由于我们正在处理大量数据，并且该数据处于原始形式，因此在将该数据输入机器学习算法之前，我们需要将其转换为有意义的数据。这个过程称为数据预处理。Scikit-learn 为此目的有一个名为 preprocessing 的包。 preprocessing 包具有以下技术：

As we are dealing with lots of data and that data is in raw form, before inputting that data to machine learning algorithms, we need to convert it into meaningful data. This process is called preprocessing the data. Scikit-learn has package named preprocessing for this purpose. The preprocessing package has the following techniques −

Binarisation

当我们需要将数值转换为布尔值时，使用此预处理技术。

This preprocessing technique is used when we need to convert our numerical values into Boolean values.

Example

import numpy as np
from sklearn import preprocessing
Input_data = np.array(
   [2.1, -1.9, 5.5],
   [-1.5, 2.4, 3.5],
   [0.5, -7.9, 5.6],
   [5.9, 2.3, -5.8]]
)
data_binarized = preprocessing.Binarizer(threshold=0.5).transform(input_data)
print("\nBinarized data:\n", data_binarized)

在上述示例中，我们使用了 threshold value = 0.5 这就是为什么所有高于 0.5 的值都将转换为 1，所有低于 0.5 的值都将转换为 0。

In the above example, we used threshold value = 0.5 and that is why, all the values above 0.5 would be converted to 1, and all the values below 0.5 would be converted to 0.

Output

Binarized data:
[
   [ 1. 0. 1.]
   [ 0. 1. 1.]
   [ 0. 0. 1.]
   [ 1. 1. 0.]
]

Mean Removal

此技术用于从特征向量中消除平均值，以便每个特征都以零为中心。

This technique is used to eliminate the mean from feature vector so that every feature centered on zero.

Example

import numpy as np
from sklearn import preprocessing
Input_data = np.array(
   [2.1, -1.9, 5.5],
   [-1.5, 2.4, 3.5],
   [0.5, -7.9, 5.6],
   [5.9, 2.3, -5.8]]
)

#displaying the mean and the standard deviation of the input data
print("Mean =", input_data.mean(axis=0))
print("Stddeviation = ", input_data.std(axis=0))
#Removing the mean and the standard deviation of the input data

data_scaled = preprocessing.scale(input_data)
print("Mean_removed =", data_scaled.mean(axis=0))
print("Stddeviation_removed =", data_scaled.std(axis=0))

Output

Mean = [ 1.75 -1.275 2.2 ]
Stddeviation = [ 2.71431391 4.20022321 4.69414529]
Mean_removed = [ 1.11022302e-16 0.00000000e+00 0.00000000e+00]
Stddeviation_removed = [ 1. 1. 1.]

Scaling

我们使用此预处理技术来缩放特征向量。特征向量的缩放很重要，因为特征不应人为地过大或过小。

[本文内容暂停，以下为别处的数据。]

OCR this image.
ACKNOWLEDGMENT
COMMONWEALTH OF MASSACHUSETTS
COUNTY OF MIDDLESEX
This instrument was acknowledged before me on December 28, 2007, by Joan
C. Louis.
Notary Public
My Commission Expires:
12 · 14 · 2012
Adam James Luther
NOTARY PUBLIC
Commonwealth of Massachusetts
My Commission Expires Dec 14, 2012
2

We use this preprocessing technique for scaling the feature vectors. Scaling of feature vectors is important, because the features should not be synthetically large or small.

Example

import numpy as np
from sklearn import preprocessing
Input_data = np.array(
   [
      [2.1, -1.9, 5.5],
      [-1.5, 2.4, 3.5],
      [0.5, -7.9, 5.6],
      [5.9, 2.3, -5.8]
   ]
)
data_scaler_minmax = preprocessing.MinMaxScaler(feature_range=(0,1))
data_scaled_minmax = data_scaler_minmax.fit_transform(input_data)
print ("\nMin max scaled data:\n", data_scaled_minmax)

Output

Min max scaled data:
[
   [ 0.48648649 0.58252427 0.99122807]
   [ 0. 1. 0.81578947]
   [ 0.27027027 0. 1. ]
   [ 1. 0.99029126 0. ]
]

Normalisation

我们使用此预处理技术来修改特征向量。需要对特征向量进行归一化，以便可以按照常见比例测量特征向量。有两种归一化类型，如下所示：

We use this preprocessing technique for modifying the feature vectors. Normalisation of feature vectors is necessary so that the feature vectors can be measured at common scale. There are two types of normalisation as follows −

L1 Normalisation

它也称为最小绝对偏差。它以一种方式修改值，使得每个行中的绝对值的总和始终保持到 1。以下示例显示了在输入数据上实现 L1 归一化的过程。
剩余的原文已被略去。